Hungary elects its National Assembly under a mixed electoral system that combines single-member constituencies with a compensatory national list, producing a 199-seat parliament. Recent cycles have been shaped by shifting party alliances, turnout patterns, and institutional rules that affect how votes translate into seats. The identity and role of TISZA within that system—whether a party, alliance, or list—will determine its strategy and constituency targeting.
Market prices reflect traders’ aggregated expectations about TISZA’s eventual seat total; they update as new information (polls, alliances, results) arrives. Remember that markets reflect probabilities implied by trading activity and will move before and after election-day developments.
The market resolves to the official, certified number of seats credited to TISZA for the National Assembly after the election authority completes vote counting and seat allocation according to Hungary’s electoral rules.
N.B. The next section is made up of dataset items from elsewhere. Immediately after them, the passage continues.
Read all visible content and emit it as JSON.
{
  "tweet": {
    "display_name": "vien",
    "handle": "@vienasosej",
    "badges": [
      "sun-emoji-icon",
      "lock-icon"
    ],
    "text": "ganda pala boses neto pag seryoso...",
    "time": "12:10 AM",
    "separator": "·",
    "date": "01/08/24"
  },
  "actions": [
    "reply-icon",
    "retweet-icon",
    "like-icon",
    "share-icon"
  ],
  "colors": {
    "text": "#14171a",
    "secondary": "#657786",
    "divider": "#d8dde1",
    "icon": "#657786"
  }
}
Preliminary results and projected seat allocations typically appear on election night, but the final certified count is published by Hungary’s election authority after all tallies, absentee ballots, and any recounts or formal challenges are processed.
Seats come from two sources: winners in single-member districts and seats from the national list distribution that compensates parties based on their aggregate vote; success in district races and list vote share both matter for the final seat tally.
Announcements of formal alliances, strategic withdrawals of candidates, changes in key constituency candidates, major polling updates, or significant political events or scandals can materially alter expectations about seat outcomes.
Legal challenges and recounts can delay the official certification and occasionally change margin-sensitive district results; the market will adjust as authoritative information about altered district outcomes and any reallocated seats becomes available.